One of my favorite buildings in Downtown Boston is the Richards Building on State Street for its rare and lavish cast-iron facade. Built in about 1859, the building was developed by Quincy A. Shaw and Gardiner H. Shaw (uncles of Robert Gould Shaw, who led the famed African American regiment that is the subject of St. Gaudens’ and Charles McKim’s Boston Common monument), merchants who then leased out commercial space in the building. The architect of the building is unknown; however, the sheet metal was supplied by E.B. Badger & Sons. The original design was a five-story, eight-bay cast iron front structure, in the Northern Italian mode of the Renaissance Revival style. The facade is only a screen attached to the front of the building. It is made of pieces of cast iron that were fabricated in Italy and bolted together in Boston. In 1889, the building was sold to Calvin A. Richards, a wealthy street railway tycoon and it is presumed that the two upper stories and corner oriels were added at that time. The building features one of a handful of extant cast-iron facades in Boston, which was restored in the 1980s.

Union Block // c.1842

Located in the Blackstone Block of Downtown Boston, this flatiron building encloses Marshall Street on the Freedom Trail, creating a tight, pedestrian-oriented street that once covered old Boston.

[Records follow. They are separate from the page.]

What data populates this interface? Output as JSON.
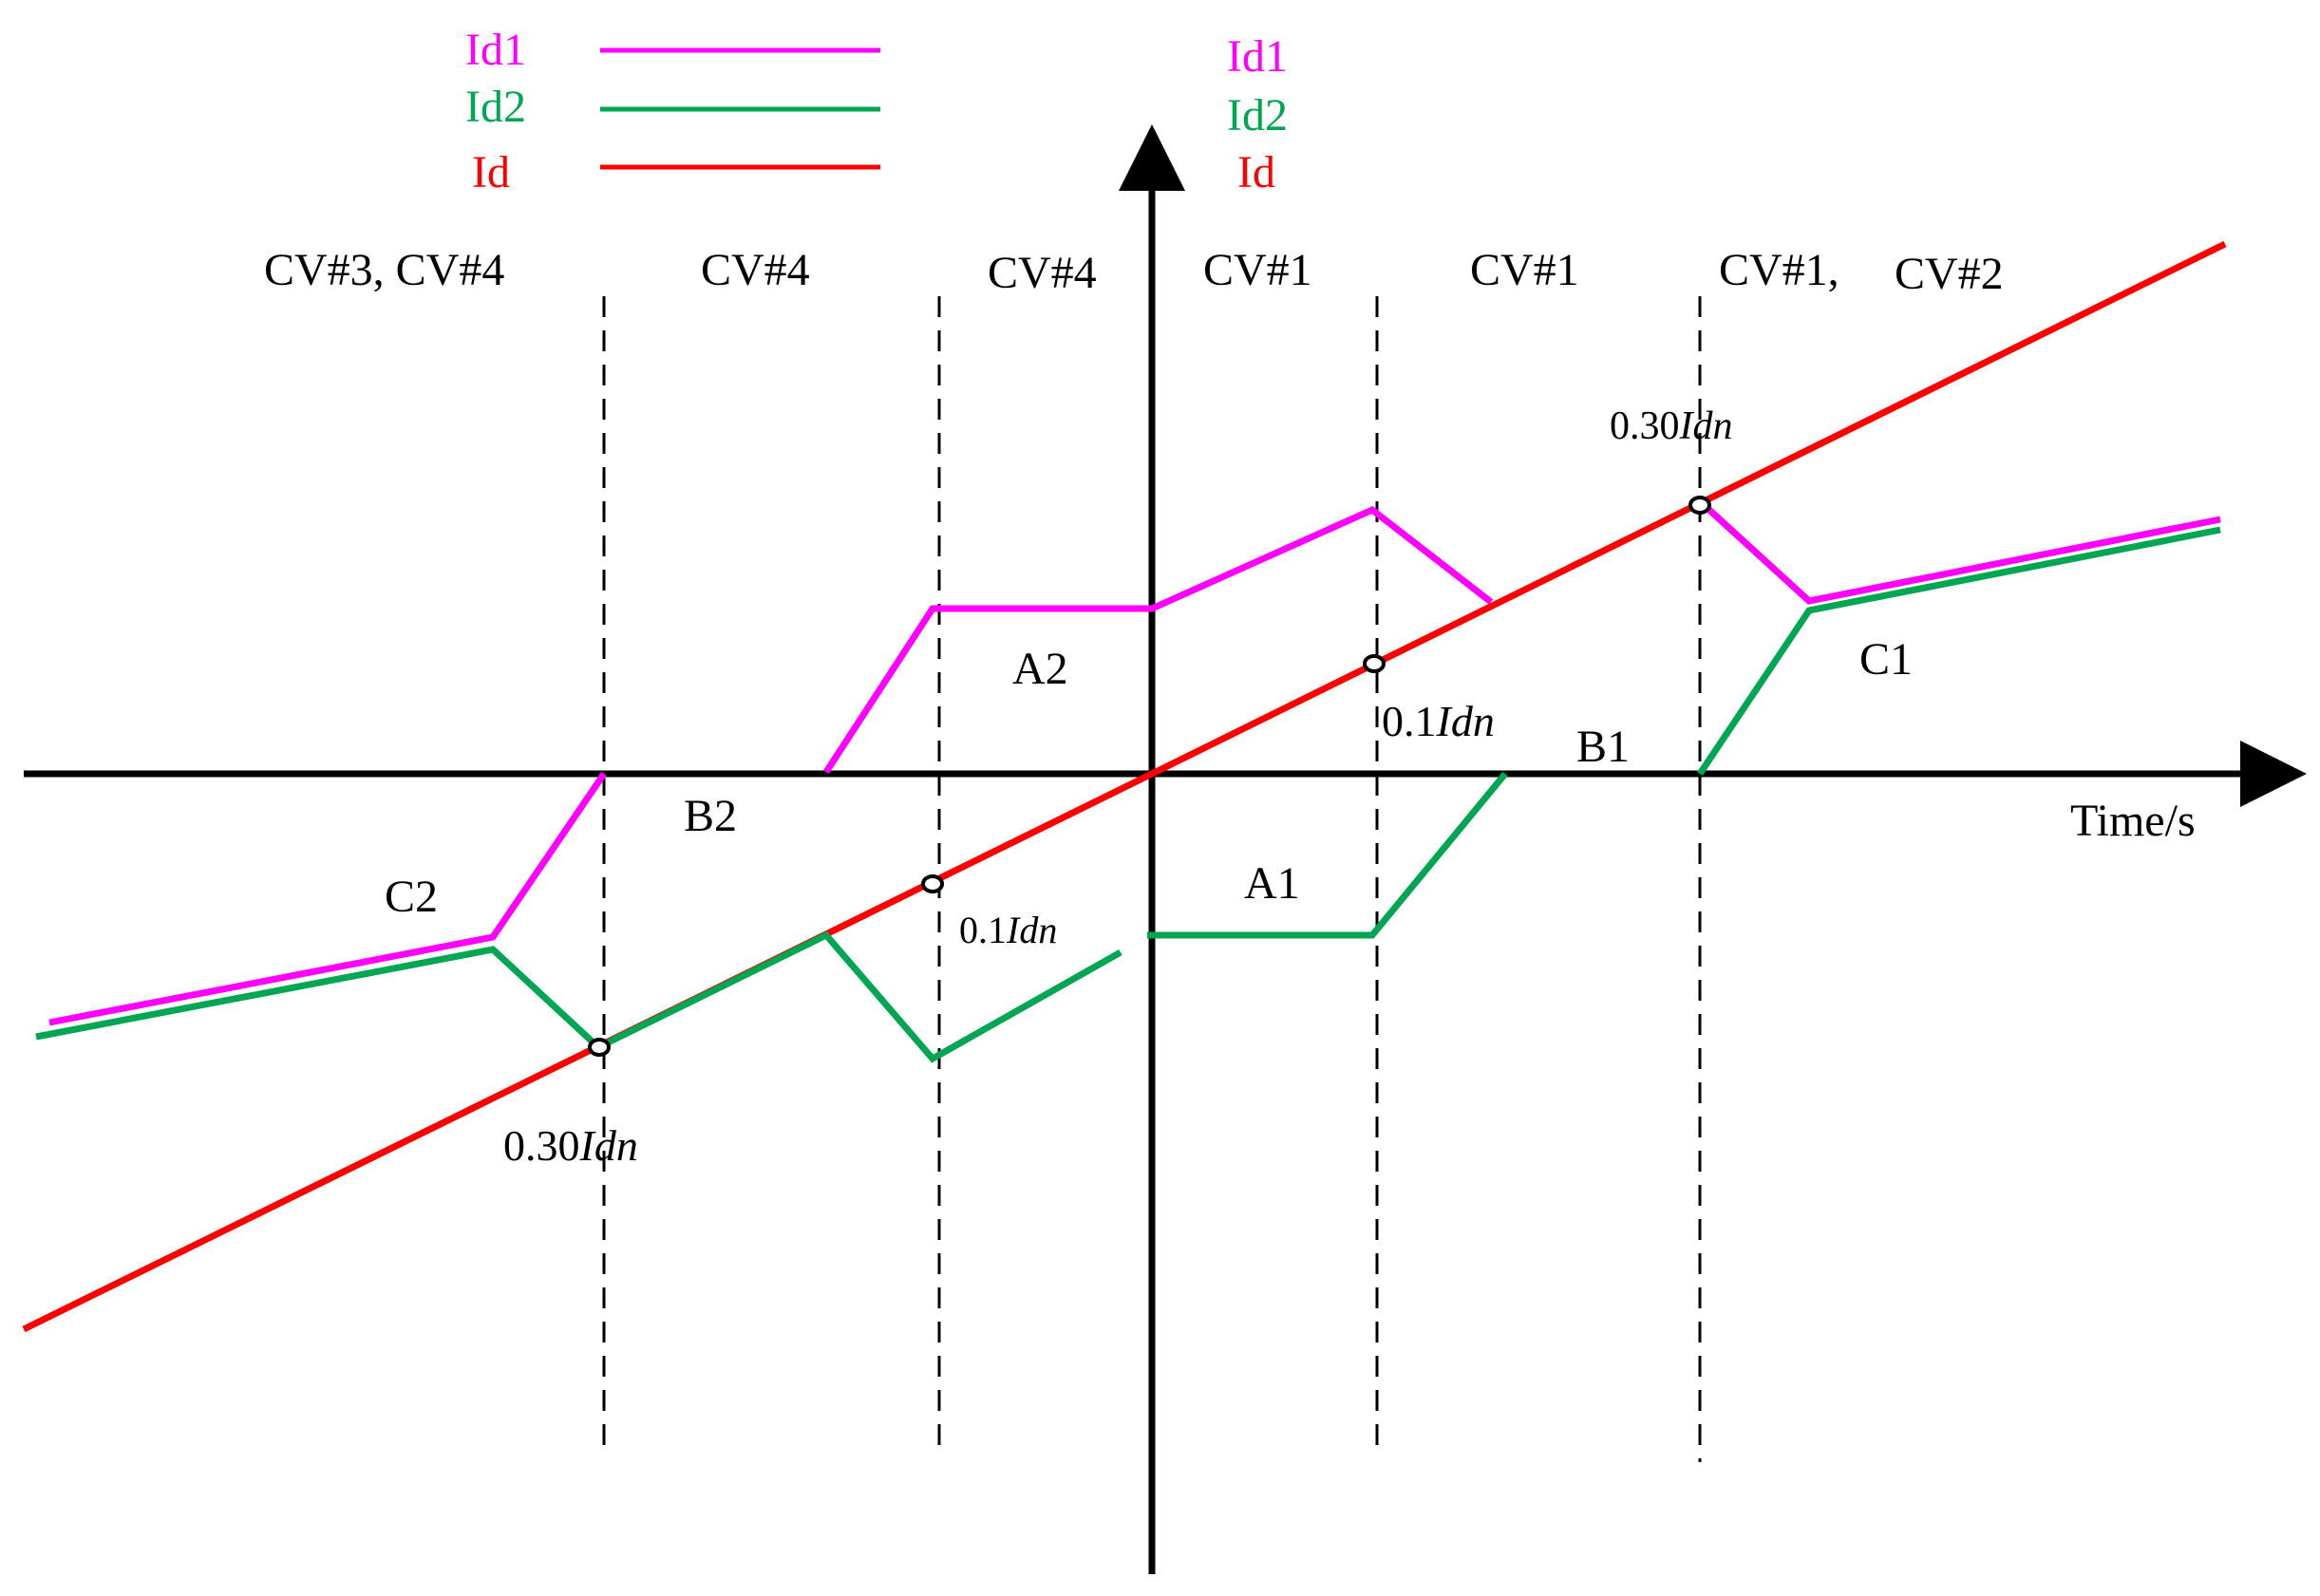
{
  "legend_left": [
    {
      "label": "Id1",
      "color": "#ff00ff"
    },
    {
      "label": "Id2",
      "color": "#00a651"
    },
    {
      "label": "Id",
      "color": "#ff0000"
    }
  ],
  "legend_right": [
    {
      "label": "Id1",
      "color": "#ff00ff"
    },
    {
      "label": "Id2",
      "color": "#00a651"
    },
    {
      "label": "Id",
      "color": "#ff0000"
    }
  ],
  "regions": {
    "r1": "CV#3, CV#4",
    "r2": "CV#4",
    "r3": "CV#4",
    "r4": "CV#1",
    "r5": "CV#1",
    "r6a": "CV#1,",
    "r6b": "CV#2"
  },
  "points": {
    "A1": "A1",
    "A2": "A2",
    "B1": "B1",
    "B2": "B2",
    "C1": "C1",
    "C2": "C2"
  },
  "annotations": {
    "val_030": "0.30",
    "val_01": "0.1",
    "unit": "Idn"
  },
  "axis": {
    "x_label": "Time/s"
  },
  "colors": {
    "id1": "#ff00ff",
    "id2": "#00a651",
    "id": "#ff0000",
    "axis": "#000000"
  }
}
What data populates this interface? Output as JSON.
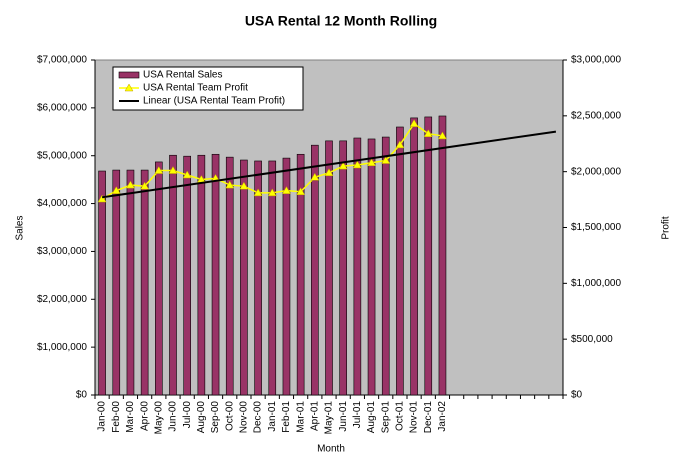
{
  "chart_data": {
    "type": "bar-line",
    "title": "USA Rental 12 Month Rolling",
    "x_label": "Month",
    "y_label": "Sales",
    "y2_label": "Profit",
    "categories": [
      "Jan-00",
      "Feb-00",
      "Mar-00",
      "Apr-00",
      "May-00",
      "Jun-00",
      "Jul-00",
      "Aug-00",
      "Sep-00",
      "Oct-00",
      "Nov-00",
      "Dec-00",
      "Jan-01",
      "Feb-01",
      "Mar-01",
      "Apr-01",
      "May-01",
      "Jun-01",
      "Jul-01",
      "Aug-01",
      "Sep-01",
      "Oct-01",
      "Nov-01",
      "Dec-01",
      "Jan-02",
      null,
      null,
      null,
      null,
      null,
      null,
      null,
      null
    ],
    "series": [
      {
        "name": "USA Rental Sales",
        "type": "bar",
        "color": "#993366",
        "values": [
          4680000,
          4700000,
          4700000,
          4700000,
          4870000,
          5010000,
          4990000,
          5010000,
          5030000,
          4970000,
          4910000,
          4890000,
          4890000,
          4950000,
          5030000,
          5220000,
          5310000,
          5310000,
          5370000,
          5350000,
          5390000,
          5600000,
          5790000,
          5810000,
          5830000,
          null,
          null,
          null,
          null,
          null,
          null,
          null,
          null
        ]
      },
      {
        "name": "USA Rental Team Profit",
        "type": "line",
        "color": "#ffff00",
        "axis": "y2",
        "values": [
          1755000,
          1830000,
          1880000,
          1870000,
          2010000,
          2010000,
          1970000,
          1930000,
          1940000,
          1880000,
          1870000,
          1810000,
          1810000,
          1830000,
          1820000,
          1950000,
          1990000,
          2050000,
          2060000,
          2080000,
          2100000,
          2240000,
          2430000,
          2340000,
          2320000,
          null,
          null,
          null,
          null,
          null,
          null,
          null,
          null
        ]
      }
    ],
    "trendline": {
      "name": "Linear (USA Rental Team Profit)",
      "color": "#000000"
    },
    "ylim": [
      0,
      7000000
    ],
    "yticks": [
      {
        "value": 0,
        "label": "$0"
      },
      {
        "value": 1000000,
        "label": "$1,000,000"
      },
      {
        "value": 2000000,
        "label": "$2,000,000"
      },
      {
        "value": 3000000,
        "label": "$3,000,000"
      },
      {
        "value": 4000000,
        "label": "$4,000,000"
      },
      {
        "value": 5000000,
        "label": "$5,000,000"
      },
      {
        "value": 6000000,
        "label": "$6,000,000"
      },
      {
        "value": 7000000,
        "label": "$7,000,000"
      }
    ],
    "y2lim": [
      0,
      3000000
    ],
    "y2ticks": [
      {
        "value": 0,
        "label": "$0"
      },
      {
        "value": 500000,
        "label": "$500,000"
      },
      {
        "value": 1000000,
        "label": "$1,000,000"
      },
      {
        "value": 1500000,
        "label": "$1,500,000"
      },
      {
        "value": 2000000,
        "label": "$2,000,000"
      },
      {
        "value": 2500000,
        "label": "$2,500,000"
      },
      {
        "value": 3000000,
        "label": "$3,000,000"
      }
    ],
    "grid": false,
    "legend": "top-left"
  }
}
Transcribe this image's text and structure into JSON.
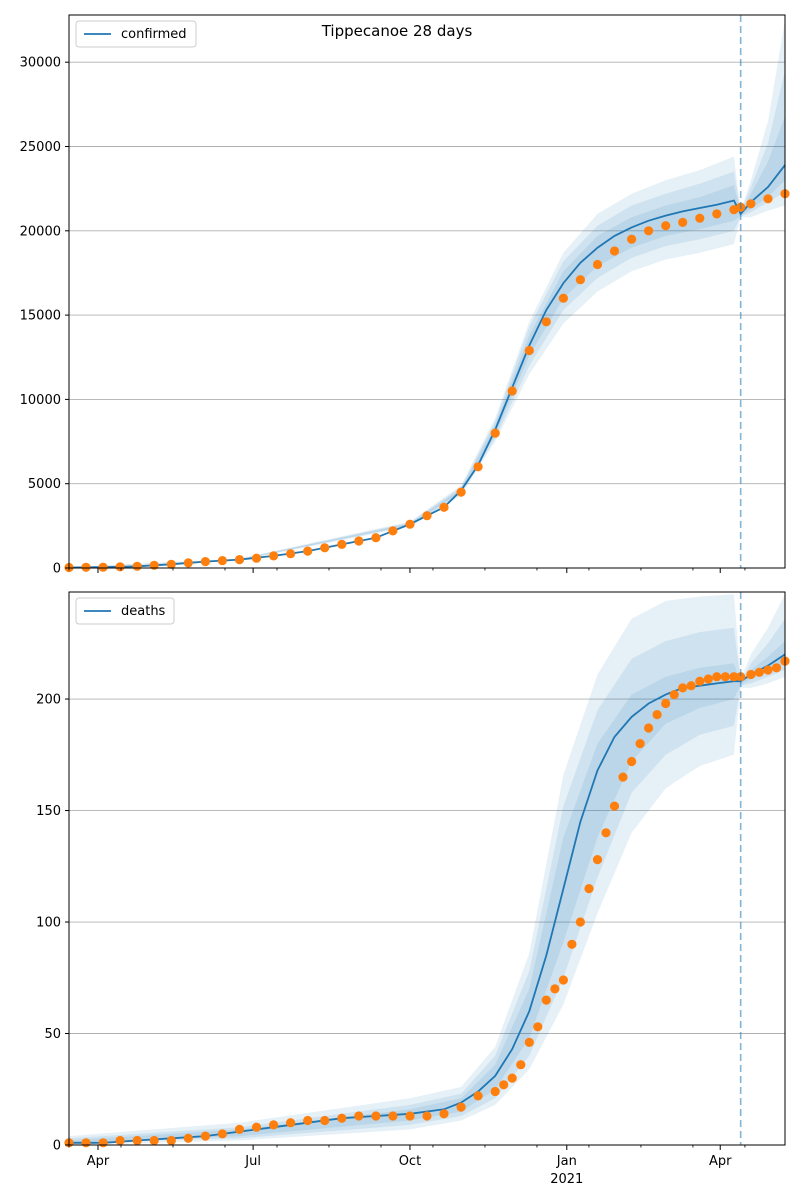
{
  "title": "Tippecanoe 28 days",
  "colors": {
    "model": "#1f77b4",
    "observed": "#ff7f0e",
    "band": "#1f77b4",
    "grid": "#b0b0b0",
    "vline": "#1f77b4"
  },
  "x_ticks": [
    {
      "day": 17,
      "label": "Apr"
    },
    {
      "day": 108,
      "label": "Jul"
    },
    {
      "day": 200,
      "label": "Oct"
    },
    {
      "day": 292,
      "label": "Jan",
      "sub": "2021"
    },
    {
      "day": 382,
      "label": "Apr"
    }
  ],
  "chart_data": [
    {
      "type": "line",
      "legend": "confirmed",
      "legend_position": "top-left",
      "x_axis": {
        "start": "2020-03-15",
        "end": "2021-04-28",
        "unit": "days since 2020-03-15",
        "forecast_start_day": 394
      },
      "ylim": [
        0,
        32800
      ],
      "y_ticks": [
        0,
        5000,
        10000,
        15000,
        20000,
        25000,
        30000
      ],
      "grid": "horizontal",
      "observed_points": {
        "x": [
          0,
          10,
          20,
          30,
          40,
          50,
          60,
          70,
          80,
          90,
          100,
          110,
          120,
          130,
          140,
          150,
          160,
          170,
          180,
          190,
          200,
          210,
          220,
          230,
          240,
          250,
          260,
          270,
          280,
          290,
          300,
          310,
          320,
          330,
          340,
          350,
          360,
          370,
          380,
          390,
          394,
          400,
          410,
          420
        ],
        "values": [
          30,
          40,
          50,
          70,
          100,
          160,
          220,
          300,
          380,
          440,
          500,
          580,
          720,
          850,
          1000,
          1200,
          1400,
          1600,
          1800,
          2200,
          2600,
          3100,
          3600,
          4500,
          6000,
          8000,
          10500,
          12900,
          14600,
          16000,
          17100,
          18000,
          18800,
          19500,
          20000,
          20300,
          20500,
          20750,
          21000,
          21250,
          21400,
          21600,
          21900,
          22200
        ]
      },
      "model_line": {
        "x": [
          0,
          20,
          40,
          60,
          80,
          100,
          120,
          140,
          160,
          180,
          200,
          210,
          220,
          230,
          240,
          250,
          260,
          270,
          280,
          290,
          300,
          310,
          320,
          330,
          340,
          350,
          360,
          370,
          380,
          390,
          394,
          400,
          410,
          420
        ],
        "values": [
          30,
          50,
          100,
          220,
          380,
          500,
          720,
          1000,
          1400,
          1800,
          2600,
          3100,
          3600,
          4600,
          6100,
          8200,
          10700,
          13200,
          15300,
          16900,
          18100,
          19000,
          19700,
          20200,
          20600,
          20900,
          21150,
          21350,
          21550,
          21800,
          21000,
          21700,
          22600,
          23900
        ]
      },
      "bands": [
        {
          "x": [
            0,
            100,
            200,
            230,
            250,
            270,
            290,
            310,
            330,
            350,
            370,
            390,
            394,
            400,
            410,
            420
          ],
          "lower": [
            20,
            450,
            2450,
            4300,
            7500,
            11500,
            14500,
            16400,
            17600,
            18300,
            18700,
            19200,
            20800,
            20800,
            21200,
            21500
          ],
          "upper": [
            40,
            560,
            2750,
            4900,
            8900,
            14600,
            18700,
            21000,
            22200,
            23000,
            23600,
            24400,
            21200,
            23000,
            26500,
            32500
          ]
        },
        {
          "x": [
            0,
            100,
            200,
            230,
            250,
            270,
            290,
            310,
            330,
            350,
            370,
            390,
            394,
            400,
            410,
            420
          ],
          "lower": [
            22,
            470,
            2500,
            4400,
            7700,
            12000,
            15300,
            17200,
            18400,
            19100,
            19500,
            20000,
            20850,
            21100,
            21700,
            22300
          ],
          "upper": [
            38,
            540,
            2700,
            4800,
            8700,
            14300,
            18200,
            20300,
            21500,
            22200,
            22800,
            23500,
            21150,
            22600,
            25200,
            29500
          ]
        },
        {
          "x": [
            0,
            100,
            200,
            230,
            250,
            270,
            290,
            310,
            330,
            350,
            370,
            390,
            394,
            400,
            410,
            420
          ],
          "lower": [
            25,
            480,
            2550,
            4500,
            7900,
            12600,
            16000,
            17900,
            19000,
            19700,
            20100,
            20600,
            20900,
            21300,
            22000,
            23000
          ],
          "upper": [
            35,
            520,
            2650,
            4700,
            8500,
            13800,
            17600,
            19700,
            20800,
            21500,
            22000,
            22700,
            21100,
            22200,
            24100,
            26800
          ]
        }
      ]
    },
    {
      "type": "line",
      "legend": "deaths",
      "legend_position": "top-left",
      "x_axis": {
        "start": "2020-03-15",
        "end": "2021-04-28",
        "unit": "days since 2020-03-15",
        "forecast_start_day": 394
      },
      "ylim": [
        0,
        248
      ],
      "y_ticks": [
        0,
        50,
        100,
        150,
        200
      ],
      "grid": "horizontal",
      "observed_points": {
        "x": [
          0,
          10,
          20,
          30,
          40,
          50,
          60,
          70,
          80,
          90,
          100,
          110,
          120,
          130,
          140,
          150,
          160,
          170,
          180,
          190,
          200,
          210,
          220,
          230,
          240,
          250,
          255,
          260,
          265,
          270,
          275,
          280,
          285,
          290,
          295,
          300,
          305,
          310,
          315,
          320,
          325,
          330,
          335,
          340,
          345,
          350,
          355,
          360,
          365,
          370,
          375,
          380,
          385,
          390,
          394,
          400,
          405,
          410,
          415,
          420
        ],
        "values": [
          1,
          1,
          1,
          2,
          2,
          2,
          2,
          3,
          4,
          5,
          7,
          8,
          9,
          10,
          11,
          11,
          12,
          13,
          13,
          13,
          13,
          13,
          14,
          17,
          22,
          24,
          27,
          30,
          36,
          46,
          53,
          65,
          70,
          74,
          90,
          100,
          115,
          128,
          140,
          152,
          165,
          172,
          180,
          187,
          193,
          198,
          202,
          205,
          206,
          208,
          209,
          210,
          210,
          210,
          210,
          211,
          212,
          213,
          214,
          217
        ]
      },
      "model_line": {
        "x": [
          0,
          20,
          40,
          60,
          80,
          100,
          120,
          140,
          160,
          180,
          200,
          220,
          230,
          240,
          250,
          260,
          270,
          280,
          290,
          300,
          310,
          320,
          330,
          340,
          350,
          360,
          370,
          380,
          390,
          394,
          400,
          410,
          420
        ],
        "values": [
          1,
          1,
          2,
          3,
          4,
          6,
          8,
          10,
          12,
          13,
          14,
          16,
          19,
          24,
          31,
          43,
          60,
          85,
          115,
          145,
          168,
          183,
          192,
          198,
          202,
          205,
          206,
          207,
          208,
          208,
          211,
          215,
          220
        ]
      },
      "bands": [
        {
          "x": [
            0,
            100,
            200,
            230,
            250,
            270,
            290,
            310,
            330,
            350,
            370,
            390,
            394,
            400,
            410,
            420
          ],
          "lower": [
            0,
            2,
            7,
            11,
            18,
            34,
            63,
            104,
            140,
            160,
            170,
            175,
            205,
            205,
            207,
            210
          ],
          "upper": [
            4,
            10,
            21,
            26,
            44,
            86,
            166,
            211,
            236,
            244,
            246,
            247,
            209,
            220,
            232,
            247
          ]
        },
        {
          "x": [
            0,
            100,
            200,
            230,
            250,
            270,
            290,
            310,
            330,
            350,
            370,
            390,
            394,
            400,
            410,
            420
          ],
          "lower": [
            1,
            3,
            9,
            13,
            21,
            40,
            75,
            120,
            158,
            175,
            184,
            188,
            206,
            207,
            210,
            213
          ],
          "upper": [
            3,
            8,
            18,
            23,
            40,
            78,
            152,
            195,
            218,
            226,
            230,
            232,
            208,
            216,
            225,
            236
          ]
        },
        {
          "x": [
            0,
            100,
            200,
            230,
            250,
            270,
            290,
            310,
            330,
            350,
            370,
            390,
            394,
            400,
            410,
            420
          ],
          "lower": [
            1,
            4,
            11,
            15,
            25,
            48,
            91,
            138,
            172,
            189,
            196,
            200,
            206.5,
            209,
            212,
            216
          ],
          "upper": [
            2,
            7,
            16,
            21,
            36,
            70,
            138,
            180,
            202,
            210,
            214,
            216,
            207.5,
            213,
            219,
            226
          ]
        }
      ]
    }
  ]
}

The Union Block (c.1842) is a Greek Revival commercial block which typifies this network of short, narrow streets which somehow survived Urban Renewal and the coming of the highway in Boston. The longest running occupant of the building was Ward & Waldron Paper Hangings, which from my understanding, made wallpaper for the estates of Beacon Hill which were being built on the other side of town. After successive ownership, atlas maps show the ownership of the building in 1888 conveyed to Massachusetts General Hospital, which still held title to it past 1938. The building is now home to Bell in Hand, an iconic local pub that was founded in 1795 at another location.